Das größte Containerschiff der Welt hat kürzlich auf seiner Jungfernfahrt den Hamburger Hafen angesteuert und lag dort drei Tage vor Anker. Mit einer Ladekapazität von 23.964 TEU (20-Fuß-Standardcontainer) übertrifft die HMM Algeciras den bisherigen Rekordhalter, die MSC Gülsün, um mehr als 200 TEU. Bei ihrer ersten Visite in Hamburg hat die HMM Algeciras 8.500 Container gelöscht und geladen. Rund 15 Prozent davon wurden über DB Schenker gesteuert.
Das 400 Meter lange und 61 Meter breite Schiff gehört der südkoreanischen Reederei HMM (Hyundai Merchant Marine). Die HMM Algeciras ist das erste von 12 geplanten identischen Schiffen. Gebaut werden sie von Daewoo Shipbuilding & Marine Engineering in Südkorea. Den Namen Algeciras hat das Schiff von der spanischen Hafenstadt bei Gibraltar. Wie man hört, soll es bald auch eine HMM Hamburg geben.
Vor- und Nachteile der Riesenschiffe
In der Seefracht bewegt sich DB Schenker zwischen Verladern und Reedern. Die einen sind Hersteller oder Händler, die anderen Schiffseigner. Verlader, die ihre Sendungen nicht selbst abwickeln, beauftragen DB Schenker als Seefrachtspediteur, also als Mittler. Der steuert unter anderem den Transport der Container zum Schiff und den Abtransport vom Zielhafen. Darüber hinaus organisiert DB Schenker das Zusammenführen („Konsolidieren“) von Sendungen, wenn die Ware eines einzelnen Kunden den Container nicht füllt.

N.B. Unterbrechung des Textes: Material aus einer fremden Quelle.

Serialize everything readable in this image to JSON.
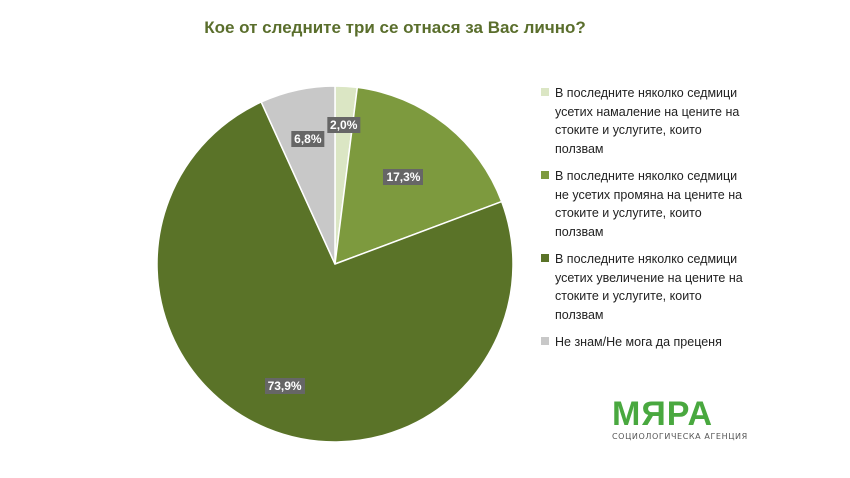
{
  "chart_data": {
    "type": "pie",
    "title": "Кое от следните три се отнася за Вас лично?",
    "slices": [
      {
        "label": "В последните няколко седмици усетих намаление на цените на стоките и услугите, които ползвам",
        "value": 2.0,
        "value_label": "2,0%",
        "color": "#dbe6c4"
      },
      {
        "label": "В последните няколко седмици не усетих промяна на цените на стоките и услугите, които ползвам",
        "value": 17.3,
        "value_label": "17,3%",
        "color": "#7d9a3e"
      },
      {
        "label": "В последните няколко седмици усетих увеличение на цените на стоките и услугите, които ползвам",
        "value": 73.9,
        "value_label": "73,9%",
        "color": "#5a7328"
      },
      {
        "label": "Не знам/Не мога да преценя",
        "value": 6.8,
        "value_label": "6,8%",
        "color": "#c8c8c8"
      }
    ],
    "start": "12 o'clock",
    "direction": "clockwise",
    "legend_position": "right"
  },
  "logo": {
    "name": "МЯРА",
    "subtitle": "СОЦИОЛОГИЧЕСКА АГЕНЦИЯ"
  }
}
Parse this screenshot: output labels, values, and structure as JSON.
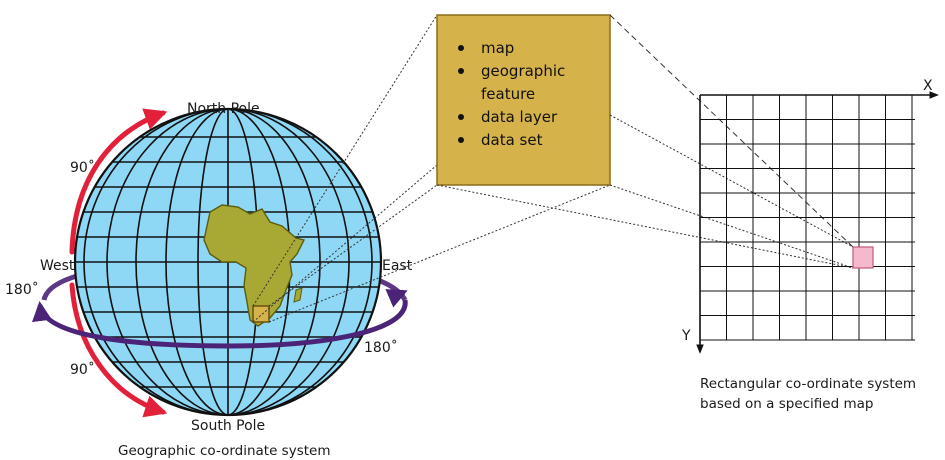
{
  "globe": {
    "north_pole": "North Pole",
    "south_pole": "South Pole",
    "west": "West",
    "east": "East",
    "deg_90_top": "90˚",
    "deg_90_bottom": "90˚",
    "deg_180_left": "180˚",
    "deg_180_right": "180˚",
    "caption": "Geographic co-ordinate system"
  },
  "box": {
    "items": [
      {
        "lines": [
          "map"
        ]
      },
      {
        "lines": [
          "geographic",
          "feature"
        ]
      },
      {
        "lines": [
          "data layer"
        ]
      },
      {
        "lines": [
          "data set"
        ]
      }
    ]
  },
  "grid": {
    "x_label": "X",
    "y_label": "Y",
    "caption_line1": "Rectangular co-ordinate system",
    "caption_line2": "based on a specified map"
  },
  "colors": {
    "ocean": "#8fd8f5",
    "land": "#a8a834",
    "box_fill": "#d5b34a",
    "box_stroke": "#8a6d1a",
    "red_arrow": "#e3203a",
    "purple_arrow": "#4b2478",
    "highlight": "#f5b8cc"
  }
}
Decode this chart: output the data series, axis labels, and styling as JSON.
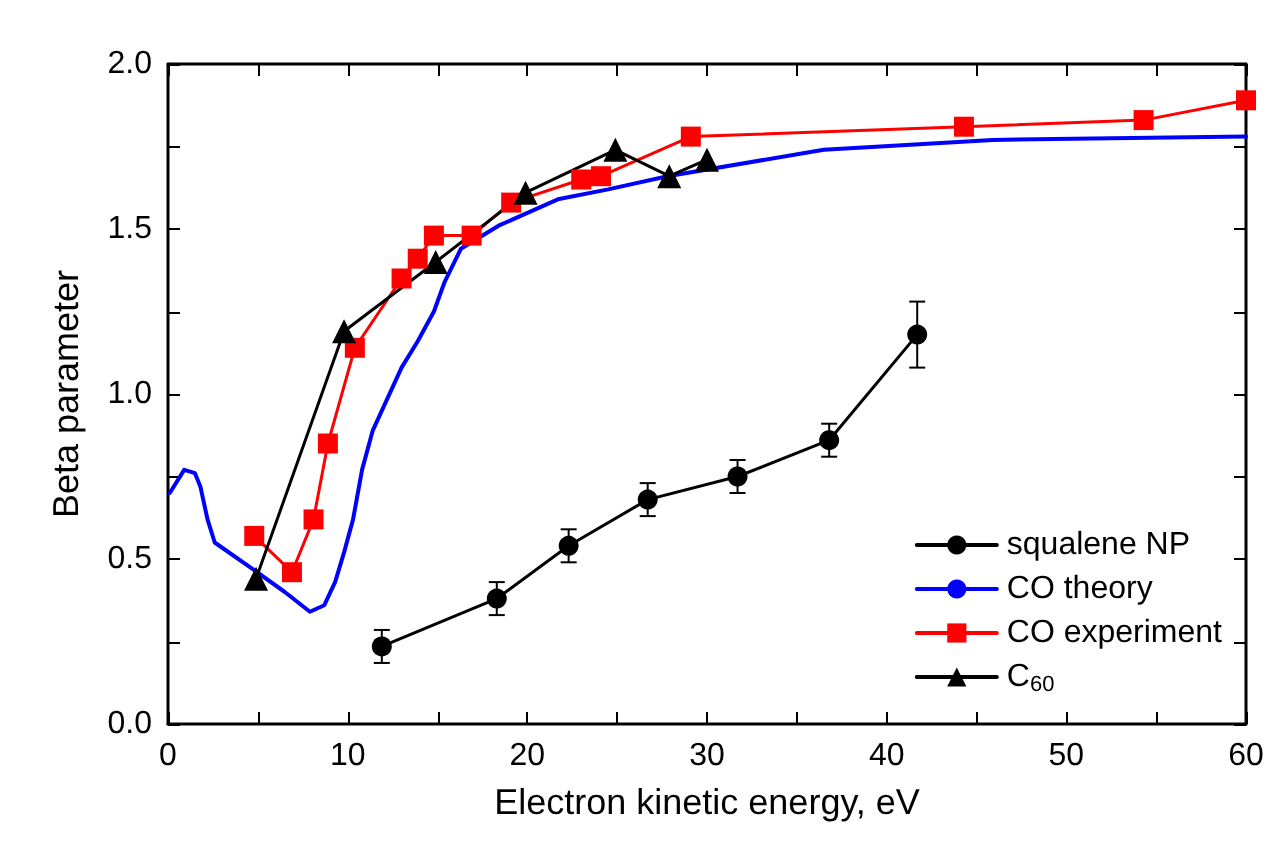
{
  "chart_data": {
    "type": "line",
    "xlabel": "Electron kinetic energy, eV",
    "ylabel": "Beta parameter",
    "xlim": [
      0,
      60
    ],
    "xticks": [
      0,
      {
        "value": 5,
        "label": null
      },
      10,
      {
        "value": 15,
        "label": null
      },
      20,
      {
        "value": 25,
        "label": null
      },
      30,
      {
        "value": 35,
        "label": null
      },
      40,
      {
        "value": 45,
        "label": null
      },
      50,
      {
        "value": 55,
        "label": null
      },
      60
    ],
    "ylim": [
      0,
      2
    ],
    "yticks": [
      "0.0",
      {
        "value": 0.25,
        "label": null
      },
      {
        "value": 0.5,
        "label": "0.5"
      },
      {
        "value": 0.75,
        "label": null
      },
      {
        "value": 1,
        "label": "1.0"
      },
      {
        "value": 1.25,
        "label": null
      },
      {
        "value": 1.5,
        "label": "1.5"
      },
      {
        "value": 1.75,
        "label": null
      },
      {
        "value": 2,
        "label": "2.0"
      }
    ],
    "grid": false,
    "legend": "bottom right",
    "line_style": "solid",
    "series": [
      {
        "name": "squalene NP",
        "color": "#000000",
        "marker": "circle",
        "x": [
          11.9,
          18.3,
          22.3,
          26.7,
          31.7,
          36.8,
          41.7
        ],
        "values": [
          0.235,
          0.38,
          0.54,
          0.68,
          0.75,
          0.86,
          1.18
        ],
        "errors": [
          0.05,
          0.05,
          0.05,
          0.05,
          0.05,
          0.05,
          0.1
        ]
      },
      {
        "name": "CO theory",
        "color": "#0000ff",
        "marker": "none",
        "x": [
          0.1,
          0.9,
          1.5,
          1.8,
          2.2,
          2.6,
          4.7,
          6.5,
          7.9,
          8.7,
          9.3,
          9.8,
          10.3,
          10.8,
          11.4,
          13,
          13.9,
          14.8,
          15.4,
          16.3,
          18.4,
          21.7,
          24.5,
          27.8,
          36.5,
          45.9,
          60
        ],
        "values": [
          0.7,
          0.77,
          0.76,
          0.72,
          0.62,
          0.55,
          0.47,
          0.4,
          0.34,
          0.36,
          0.43,
          0.52,
          0.62,
          0.77,
          0.89,
          1.08,
          1.16,
          1.25,
          1.34,
          1.44,
          1.51,
          1.59,
          1.62,
          1.66,
          1.74,
          1.77,
          1.78
        ]
      },
      {
        "name": "CO experiment",
        "color": "#ff0000",
        "marker": "square",
        "x": [
          4.8,
          6.9,
          8.1,
          8.9,
          10.4,
          13,
          13.9,
          14.8,
          16.9,
          19.1,
          23,
          24.1,
          29.1,
          44.3,
          54.3,
          60
        ],
        "values": [
          0.57,
          0.46,
          0.62,
          0.85,
          1.14,
          1.35,
          1.41,
          1.48,
          1.48,
          1.58,
          1.65,
          1.66,
          1.78,
          1.81,
          1.83,
          1.89
        ]
      },
      {
        "name": "C$_{60}$",
        "color": "#000000",
        "marker": "triangle",
        "x": [
          4.9,
          9.8,
          14.9,
          19.9,
          24.9,
          27.9,
          30
        ],
        "values": [
          0.44,
          1.19,
          1.4,
          1.61,
          1.74,
          1.66,
          1.71
        ]
      }
    ]
  }
}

„Einerseits begrüßen wir es, wenn die Reedereien durch immer größere Schiffe den Transport über die Weltmeere wirtschaftlich gestalten, indem sie Mengen bündeln“, sagt Hans-Thorsten Lanfermann, Head of Ocean Export DE/CH.
Doch der Seefracht-Experte sieht auch die Nachteile des Größenwachstums: „Andererseits heißt das, dass weniger Schiffe in See stechen und weniger Abfahrten zur Auswahl stehen. Das verringert unsere Flexibilität gegenüber den Ansprüchen unserer Kunden, denen selbstverständlich daran gelegen ist, ihre Waren möglichst schnell auf die Reise zu bringen. In diesem Punkt stehen wir im Spannungsfeld zwischen Verlader und Reeder“, so Lanfermann.

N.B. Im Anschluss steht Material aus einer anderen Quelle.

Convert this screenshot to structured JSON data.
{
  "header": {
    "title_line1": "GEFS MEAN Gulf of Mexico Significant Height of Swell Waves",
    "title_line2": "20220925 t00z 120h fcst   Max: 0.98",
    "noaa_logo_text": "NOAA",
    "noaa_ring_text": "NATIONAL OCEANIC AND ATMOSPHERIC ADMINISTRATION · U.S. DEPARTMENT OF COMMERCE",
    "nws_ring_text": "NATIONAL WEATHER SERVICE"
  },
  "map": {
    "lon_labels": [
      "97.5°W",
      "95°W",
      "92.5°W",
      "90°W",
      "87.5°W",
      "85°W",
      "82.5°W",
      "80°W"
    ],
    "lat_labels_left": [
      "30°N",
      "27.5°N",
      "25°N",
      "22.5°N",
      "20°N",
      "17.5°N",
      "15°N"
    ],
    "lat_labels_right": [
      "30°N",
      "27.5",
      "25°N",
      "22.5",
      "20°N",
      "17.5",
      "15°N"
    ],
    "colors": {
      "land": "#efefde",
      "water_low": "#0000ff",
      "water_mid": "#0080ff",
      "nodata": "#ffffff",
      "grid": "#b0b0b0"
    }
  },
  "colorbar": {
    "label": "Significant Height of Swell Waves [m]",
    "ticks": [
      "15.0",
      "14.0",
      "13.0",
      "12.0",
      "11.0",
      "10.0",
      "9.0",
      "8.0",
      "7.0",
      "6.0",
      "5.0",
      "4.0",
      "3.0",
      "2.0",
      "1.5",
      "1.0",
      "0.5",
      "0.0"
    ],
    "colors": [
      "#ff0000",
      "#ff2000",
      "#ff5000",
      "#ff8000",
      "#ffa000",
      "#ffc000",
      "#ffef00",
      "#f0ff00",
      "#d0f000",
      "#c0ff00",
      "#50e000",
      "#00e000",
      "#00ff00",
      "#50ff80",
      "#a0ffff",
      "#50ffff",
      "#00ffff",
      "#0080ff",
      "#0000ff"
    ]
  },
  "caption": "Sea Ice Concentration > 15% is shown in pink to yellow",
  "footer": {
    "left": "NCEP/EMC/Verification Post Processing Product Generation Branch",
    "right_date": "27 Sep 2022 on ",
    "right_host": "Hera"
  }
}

16 Mal größer als vor 50 Jahren
Dass man riesige Containerschiffe braucht, ist unbestritten. Hamburg hat 1990 gerade mal 2 Millionen TEU umgeschlagen, 15 Jahre später kratzte Deutschlands größter Hafen an der 10-Millionen-Marke, 2019 waren es rund 9,3 Millionen. Je mehr der Welthandel anzog, umso lauter ertönte der Ruf nach leistungsstärkeren Transportmitteln. Das spiegelt sich im Wachstum der Schiffe. 1970 gehörte die von Hapag Lloyd eingesetzte Sidney Express mit 1.500 TEU zu den größten Ozeanriesen der Welt. Die HMM Algeciras schafft 24.000 TEU. Das 16-fache! Niemand erwartet, dass diese Entwicklung im gleichen Tempo fortschreitet. Aber ein Stopp ist auch nicht abzusehen. Schon bald dürfte das nächste Schiff die HMM Algeciras als Rekordhalter ablösen. Fachkreise reden bereits über 26.000 TEU.

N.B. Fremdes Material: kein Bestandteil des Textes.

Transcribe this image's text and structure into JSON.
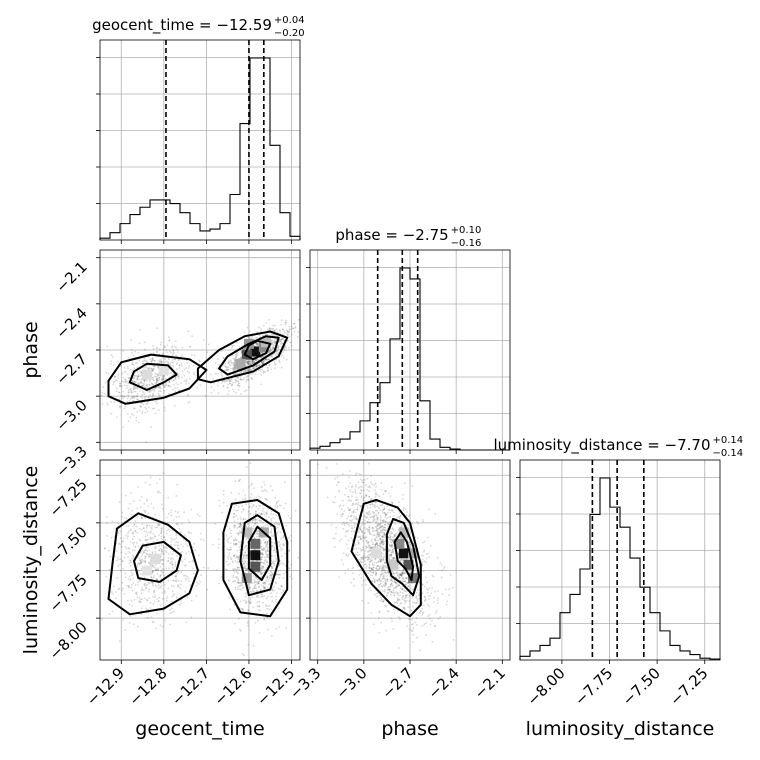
{
  "chart_data": {
    "type": "corner",
    "grid": true,
    "parameters": [
      {
        "name": "geocent_time",
        "axis_label": "geocent_time",
        "title_prefix": "geocent_time = ",
        "median": "−12.59",
        "upper_err": "+0.04",
        "lower_err": "−0.20",
        "range": [
          -12.95,
          -12.48
        ],
        "ticks": [
          -12.9,
          -12.8,
          -12.7,
          -12.6,
          -12.5
        ],
        "tick_labels": [
          "−12.9",
          "−12.8",
          "−12.7",
          "−12.6",
          "−12.5"
        ],
        "quantiles": [
          -12.795,
          -12.6,
          -12.565
        ],
        "histogram": {
          "edges": [
            -12.95,
            -12.9265,
            -12.903,
            -12.8795,
            -12.856,
            -12.8325,
            -12.809,
            -12.7855,
            -12.762,
            -12.7385,
            -12.715,
            -12.6915,
            -12.668,
            -12.6445,
            -12.621,
            -12.5975,
            -12.574,
            -12.5505,
            -12.527,
            -12.5035,
            -12.48
          ],
          "counts": [
            0.1,
            0.4,
            0.9,
            1.4,
            1.8,
            2.2,
            2.2,
            2.0,
            1.5,
            0.9,
            0.5,
            0.6,
            0.9,
            2.5,
            6.4,
            10.0,
            10.0,
            5.2,
            1.5,
            0.2
          ]
        }
      },
      {
        "name": "phase",
        "axis_label": "phase",
        "title_prefix": "phase = ",
        "median": "−2.75",
        "upper_err": "+0.10",
        "lower_err": "−0.16",
        "range": [
          -3.35,
          -2.05
        ],
        "ticks": [
          -3.3,
          -3.0,
          -2.7,
          -2.4,
          -2.1
        ],
        "tick_labels": [
          "−3.3",
          "−3.0",
          "−2.7",
          "−2.4",
          "−2.1"
        ],
        "quantiles": [
          -2.91,
          -2.75,
          -2.65
        ],
        "histogram": {
          "edges": [
            -3.35,
            -3.285,
            -3.22,
            -3.155,
            -3.09,
            -3.025,
            -2.96,
            -2.895,
            -2.83,
            -2.765,
            -2.7,
            -2.635,
            -2.57,
            -2.505,
            -2.44,
            -2.375,
            -2.31,
            -2.245,
            -2.18,
            -2.115,
            -2.05
          ],
          "counts": [
            0.1,
            0.2,
            0.4,
            0.6,
            1.0,
            1.6,
            2.6,
            3.7,
            6.1,
            10.0,
            9.4,
            2.7,
            0.6,
            0.15,
            0.05,
            0,
            0,
            0,
            0,
            0
          ]
        }
      },
      {
        "name": "luminosity_distance",
        "axis_label": "luminosity_distance",
        "title_prefix": "luminosity_distance = ",
        "median": "−7.70",
        "upper_err": "+0.14",
        "lower_err": "−0.14",
        "range": [
          -8.22,
          -7.17
        ],
        "ticks": [
          -8.0,
          -7.75,
          -7.5,
          -7.25
        ],
        "tick_labels": [
          "−8.00",
          "−7.75",
          "−7.50",
          "−7.25"
        ],
        "quantiles": [
          -7.84,
          -7.71,
          -7.57
        ],
        "histogram": {
          "edges": [
            -8.22,
            -8.1675,
            -8.115,
            -8.0625,
            -8.01,
            -7.9575,
            -7.905,
            -7.8525,
            -7.8,
            -7.7475,
            -7.695,
            -7.6425,
            -7.59,
            -7.5375,
            -7.485,
            -7.4325,
            -7.38,
            -7.3275,
            -7.275,
            -7.2225,
            -7.17
          ],
          "counts": [
            0.2,
            0.5,
            0.8,
            1.2,
            2.6,
            3.6,
            5.0,
            8.0,
            10.0,
            8.4,
            7.3,
            5.6,
            4.0,
            2.6,
            1.6,
            0.8,
            0.5,
            0.3,
            0.1,
            0.05
          ]
        }
      }
    ],
    "contours": [
      {
        "x_param": "geocent_time",
        "y_param": "phase",
        "levels": [
          [
            [
              -12.84,
              -2.96
            ],
            [
              -12.8,
              -2.91
            ],
            [
              -12.77,
              -2.86
            ],
            [
              -12.79,
              -2.8
            ],
            [
              -12.84,
              -2.79
            ],
            [
              -12.87,
              -2.84
            ],
            [
              -12.88,
              -2.91
            ]
          ],
          [
            [
              -12.89,
              -3.05
            ],
            [
              -12.8,
              -3.01
            ],
            [
              -12.74,
              -2.95
            ],
            [
              -12.7,
              -2.83
            ],
            [
              -12.74,
              -2.76
            ],
            [
              -12.83,
              -2.73
            ],
            [
              -12.9,
              -2.78
            ],
            [
              -12.93,
              -2.9
            ],
            [
              -12.93,
              -3.0
            ]
          ],
          [
            [
              -12.58,
              -2.64
            ],
            [
              -12.55,
              -2.66
            ],
            [
              -12.56,
              -2.72
            ],
            [
              -12.59,
              -2.76
            ],
            [
              -12.61,
              -2.73
            ],
            [
              -12.6,
              -2.67
            ]
          ],
          [
            [
              -12.65,
              -2.86
            ],
            [
              -12.59,
              -2.8
            ],
            [
              -12.54,
              -2.71
            ],
            [
              -12.53,
              -2.62
            ],
            [
              -12.56,
              -2.61
            ],
            [
              -12.6,
              -2.66
            ],
            [
              -12.65,
              -2.74
            ],
            [
              -12.67,
              -2.82
            ]
          ],
          [
            [
              -12.69,
              -2.91
            ],
            [
              -12.59,
              -2.84
            ],
            [
              -12.53,
              -2.74
            ],
            [
              -12.51,
              -2.62
            ],
            [
              -12.55,
              -2.58
            ],
            [
              -12.61,
              -2.61
            ],
            [
              -12.67,
              -2.7
            ],
            [
              -12.72,
              -2.82
            ],
            [
              -12.72,
              -2.89
            ]
          ]
        ]
      },
      {
        "x_param": "geocent_time",
        "y_param": "luminosity_distance",
        "levels": [
          [
            [
              -12.86,
              -7.79
            ],
            [
              -12.81,
              -7.81
            ],
            [
              -12.77,
              -7.75
            ],
            [
              -12.76,
              -7.67
            ],
            [
              -12.8,
              -7.6
            ],
            [
              -12.85,
              -7.62
            ],
            [
              -12.87,
              -7.7
            ]
          ],
          [
            [
              -12.88,
              -7.98
            ],
            [
              -12.8,
              -7.95
            ],
            [
              -12.74,
              -7.87
            ],
            [
              -12.72,
              -7.75
            ],
            [
              -12.74,
              -7.6
            ],
            [
              -12.79,
              -7.51
            ],
            [
              -12.86,
              -7.45
            ],
            [
              -12.91,
              -7.53
            ],
            [
              -12.92,
              -7.7
            ],
            [
              -12.93,
              -7.9
            ]
          ],
          [
            [
              -12.58,
              -7.52
            ],
            [
              -12.55,
              -7.58
            ],
            [
              -12.55,
              -7.72
            ],
            [
              -12.57,
              -7.8
            ],
            [
              -12.6,
              -7.74
            ],
            [
              -12.6,
              -7.6
            ]
          ],
          [
            [
              -12.6,
              -7.88
            ],
            [
              -12.55,
              -7.85
            ],
            [
              -12.53,
              -7.7
            ],
            [
              -12.54,
              -7.52
            ],
            [
              -12.58,
              -7.46
            ],
            [
              -12.61,
              -7.5
            ],
            [
              -12.62,
              -7.7
            ]
          ],
          [
            [
              -12.62,
              -7.97
            ],
            [
              -12.55,
              -7.99
            ],
            [
              -12.51,
              -7.85
            ],
            [
              -12.51,
              -7.6
            ],
            [
              -12.53,
              -7.45
            ],
            [
              -12.58,
              -7.38
            ],
            [
              -12.64,
              -7.4
            ],
            [
              -12.66,
              -7.55
            ],
            [
              -12.66,
              -7.8
            ]
          ]
        ]
      },
      {
        "x_param": "phase",
        "y_param": "luminosity_distance",
        "levels": [
          [
            [
              -2.78,
              -7.7
            ],
            [
              -2.73,
              -7.74
            ],
            [
              -2.69,
              -7.8
            ],
            [
              -2.68,
              -7.73
            ],
            [
              -2.72,
              -7.6
            ],
            [
              -2.76,
              -7.55
            ],
            [
              -2.8,
              -7.6
            ]
          ],
          [
            [
              -2.82,
              -7.78
            ],
            [
              -2.75,
              -7.82
            ],
            [
              -2.68,
              -7.88
            ],
            [
              -2.64,
              -7.78
            ],
            [
              -2.68,
              -7.62
            ],
            [
              -2.74,
              -7.5
            ],
            [
              -2.81,
              -7.48
            ],
            [
              -2.85,
              -7.56
            ],
            [
              -2.85,
              -7.7
            ]
          ],
          [
            [
              -3.08,
              -7.65
            ],
            [
              -2.95,
              -7.82
            ],
            [
              -2.82,
              -7.93
            ],
            [
              -2.7,
              -7.99
            ],
            [
              -2.63,
              -7.93
            ],
            [
              -2.63,
              -7.72
            ],
            [
              -2.7,
              -7.5
            ],
            [
              -2.78,
              -7.42
            ],
            [
              -2.92,
              -7.38
            ],
            [
              -3.0,
              -7.4
            ],
            [
              -3.05,
              -7.55
            ]
          ]
        ]
      }
    ]
  }
}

Entscheidend ist, wie der Welthandel expandiert und wie viele Waren künftig über die Meere reisen. Denn der alte Spediteur-Grundsatz behält gewiss seine Gültigkeit: „Die Fracht sucht sich ihren Weg.“
Fakten zur HMM Algeciras:
• Länge: 400 Meter
• Breite: 61 Meter
• max. Tiefgang: 16,50 Meter
• Stellplätze: 23.964 TEU
24.000 Container auf einem Schiff?
Auch wenn es bei der HMM Algeciras in den Papieren steht: Sie transportiert definitiv keine 24.000 Container. Die Einheit TEU bezieht sich auf die rund 6 Meter langen 20-Fuß-Container. Das sind die kleinen! Tatsächlich sind bei den meisten Schiffen bis zu 80 Prozent der Fracht in die 12 Meter langen 40-Fuß-Container gestaut. So eine Box „misst“ 2 TEU.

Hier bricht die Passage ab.